Bu sinsi plan zaman zaman ülkemizde içeride buldukları işbirlikçileri vasıtasıyla çeşitli ayrımcılığa dayalı şiddet ve terör olaylarını çıkarma çabalarıyla su yüzüne çıkmaktadır. Şiddet ve teröre geçit vermeyen ordumuz ve güvenlik kuvvetlerimizin varlığı, onları rahatsız etmekte ve başka bir oyunu tezgahlama hevesine sürüklemektedir. Ordu ve güvenlik kuvvetlerinin millet nezdindeki kuvveyi maneviyesini yıkmak, bu güçlerimizle halkı karşı karşıya getirmek. Buna asla fırsat vermemeliyiz ve hepimiz bu sorumluluğumuzun bilincinde hareket etmeliyiz.
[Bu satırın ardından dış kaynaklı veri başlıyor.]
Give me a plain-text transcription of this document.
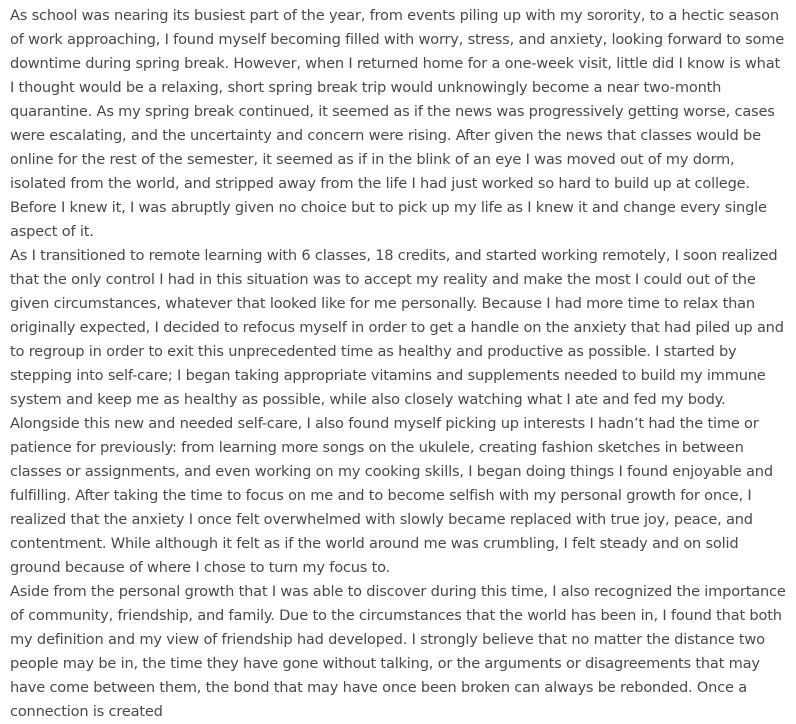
As school was nearing its busiest part of the year, from events piling up with my sorority, to a hectic season of work approaching, I found myself becoming filled with worry, stress, and anxiety, looking forward to some downtime during spring break. However, when I returned home for a one-week visit, little did I know is what I thought would be a relaxing, short spring break trip would unknowingly become a near two-month quarantine. As my spring break continued, it seemed as if the news was progressively getting worse, cases were escalating, and the uncertainty and concern were rising. After given the news that classes would be online for the rest of the semester, it seemed as if in the blink of an eye I was moved out of my dorm, isolated from the world, and stripped away from the life I had just worked so hard to build up at college. Before I knew it, I was abruptly given no choice but to pick up my life as I knew it and change every single aspect of it.

As I transitioned to remote learning with 6 classes, 18 credits, and started working remotely, I soon realized that the only control I had in this situation was to accept my reality and make the most I could out of the given circumstances, whatever that looked like for me personally. Because I had more time to relax than originally expected, I decided to refocus myself in order to get a handle on the anxiety that had piled up and to regroup in order to exit this unprecedented time as healthy and productive as possible. I started by stepping into self-care; I began taking appropriate vitamins and supplements needed to build my immune system and keep me as healthy as possible, while also closely watching what I ate and fed my body. Alongside this new and needed self-care, I also found myself picking up interests I hadn’t had the time or patience for previously: from learning more songs on the ukulele, creating fashion sketches in between classes or assignments, and even working on my cooking skills, I began doing things I found enjoyable and fulfilling. After taking the time to focus on me and to become selfish with my personal growth for once, I realized that the anxiety I once felt overwhelmed with slowly became replaced with true joy, peace, and contentment. While although it felt as if the world around me was crumbling, I felt steady and on solid ground because of where I chose to turn my focus to.

Aside from the personal growth that I was able to discover during this time, I also recognized the importance of community, friendship, and family. Due to the circumstances that the world has been in, I found that both my definition and my view of friendship had developed. I strongly believe that no matter the distance two people may be in, the time they have gone without talking, or the arguments or disagreements that may have come between them, the bond that may have once been broken can always be rebonded. Once a connection is created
Öyleyse bize düşen, tarihi hadiselerden ibret almak, uyanık olmak, bu hain oyunlara gelmemektir. Yüce dinimizin bizden istediği birlik, beraberlik, kardeşlik, sevgi ve hoşgörü içerisinde vatanımızın ve devletimizin kalkınması ve güçlenmesi için gayret göstermemizdir. Bunu başarabildiğimiz takdirde geleceğimize güvenle bakabilir ve kanlarıyla sulayarak vatan yapıp, bize bu toprakları emanet eden şehitlerimizin ve atalarımızın ruhlarını şad etmiş oluruz.
Zaferlerle dolu geçmişimizi anmamızı anlamlı kılan ondan ders çıkarmaktır. Bu vesileyle bu toprakları Türk vatanı haline getiren kahraman ecdadımızı, bütün şehitlerimizi bir kez daha rahmetle, gazilerimizi de şükran ve minnetle anıyor, birlik ve dirliğimizin bozulmamasını Cenab-ı Hak’tan niyaz ediyorum.
Herşey gönlünüzce olsun, hoşça kalınız.